Resultado e espetáculo

No mundo corporativo não é novidade a exigência profissional de possuir equilíbrio entre as competências técnicas e as comportamentais, embora ainda seja um dos maiores desafios em termos de formação de pessoas. Comprometimento, otimismo, entusiasmo, trabalho em time, construir parcerias, influenciar pessoas, resiliência, adaptabilidade, confrontação positiva, gestão de conflitos, atuação na adversidade são alguns exemplos dessas competências comportamentais. Crucial ter passado por profundo processo de autoconhecimento, conhecer o próprio perfil e atitudes para ter um claro entendimento de como o desempenho da equipe será impactado, por exemplo.

ESPECIALISTA EM EDUCAÇÃO CORPORATIVA, É PROFESSORA DA FEA/USP, DA FUNDAÇÃO INSTITUTO DE ADMINISTRAÇÃO - FIA., O Estado de S.Paulo

07 de julho de 2013 | 02h11

No mundo esportivo não é diferente, ou não deveria ser, principalmente quando se trata de um esporte coletivo como o futebol. Quem acompanhou notícias sobre as carreiras dos jogadores Edmundo, Adriano, Ronaldinho e outros "problemáticos" talvez desconheça quem foi o grande precursor nessa área: Heleno de Freitas! Foi o primeiro craque estrela, bonito, rico, vaidoso, elegante, boa família, formado (advogado), mulherengo, festeiro, temperamental. Vestiu a camisa do seu clube, o Botafogo do Rio, onde jogou na era pré-Garrincha. Foi apelidado de Gilda, filme estrelado por Rita Hayworth no papel da mulher tão bela quanto temperamental e encrenqueira. Foi o primeiro bad boy do futebol brasileiro nos anos 1930 e 1940. Rodrigo Santoro interpretou-o no cinema, cuja história é marcada pela glória e tragédia. Costuma-se dizer que Heleno foi meio Edith Piaf... Ou seja, não dá para saber se foi herói ou vilão.

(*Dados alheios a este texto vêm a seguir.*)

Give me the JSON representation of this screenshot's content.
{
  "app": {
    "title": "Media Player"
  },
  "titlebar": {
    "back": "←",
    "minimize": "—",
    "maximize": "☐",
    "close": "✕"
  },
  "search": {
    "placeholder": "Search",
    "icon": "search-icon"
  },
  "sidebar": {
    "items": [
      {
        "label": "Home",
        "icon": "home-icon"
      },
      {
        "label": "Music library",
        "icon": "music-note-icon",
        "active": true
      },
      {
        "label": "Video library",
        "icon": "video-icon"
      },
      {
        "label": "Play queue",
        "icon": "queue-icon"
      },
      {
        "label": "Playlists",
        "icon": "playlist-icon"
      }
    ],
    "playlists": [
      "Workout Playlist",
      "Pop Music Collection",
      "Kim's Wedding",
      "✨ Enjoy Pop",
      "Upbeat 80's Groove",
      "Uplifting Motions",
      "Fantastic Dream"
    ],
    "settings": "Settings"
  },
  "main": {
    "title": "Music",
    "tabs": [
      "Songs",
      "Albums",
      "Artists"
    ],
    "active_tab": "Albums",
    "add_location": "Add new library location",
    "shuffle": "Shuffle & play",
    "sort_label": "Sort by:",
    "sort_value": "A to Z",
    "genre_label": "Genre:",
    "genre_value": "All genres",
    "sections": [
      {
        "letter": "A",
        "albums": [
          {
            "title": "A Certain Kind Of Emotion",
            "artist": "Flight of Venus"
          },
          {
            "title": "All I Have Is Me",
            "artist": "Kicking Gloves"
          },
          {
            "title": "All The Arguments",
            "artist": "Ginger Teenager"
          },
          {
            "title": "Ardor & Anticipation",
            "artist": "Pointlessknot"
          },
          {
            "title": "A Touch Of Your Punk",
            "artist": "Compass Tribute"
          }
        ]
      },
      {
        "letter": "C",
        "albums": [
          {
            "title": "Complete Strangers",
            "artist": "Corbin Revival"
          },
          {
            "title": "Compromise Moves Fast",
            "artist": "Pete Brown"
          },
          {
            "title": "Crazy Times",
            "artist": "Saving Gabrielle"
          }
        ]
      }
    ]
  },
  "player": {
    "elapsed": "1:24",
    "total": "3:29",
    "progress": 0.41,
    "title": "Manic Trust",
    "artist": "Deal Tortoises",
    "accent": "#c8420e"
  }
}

O filme baseia-se no livro intitulado "Nunca Houve um Homem como Heleno", escrito por Marcos Eduardo Neves. Armando Nogueira, apaixonado por Heleno, "a personalidade mais dramática que conheci nos estádios deste mundo", escreveu um de seus mais belos textos, "Anjo e demônio", num dos aniversários da morte do craque. O artigo termina desta forma, como também termina o livro de Neves:

"Heleno de Freitas, o craque das mais belas expressões corporais que conheci nos estádios, morreu, sem gestos, de paralisia progressiva, e descansa, hoje, no cemitério de São João Nepomuceno, onde nasceu um dia para jogar a própria vida num match sem intervalo entre a glória e a desgraça."

Muitas dúvidas podem ter ficado sobre Heleno, mas é inquestionável que sua carreira precoce e turbulenta se deveu à ausência da maioria das competências comportamentais mencionadas no início deste texto. Nos aspectos individuais, esbanjava comprometimento, otimismo e entusiasmo, mas nos relacionais e grupais era uma nulidade. Era estrela, não considerava o time, não era bom construtor de parcerias, tinha pouca capacidade de adaptação, confrontação era sempre negativa e provocava em vez de gerir conflitos.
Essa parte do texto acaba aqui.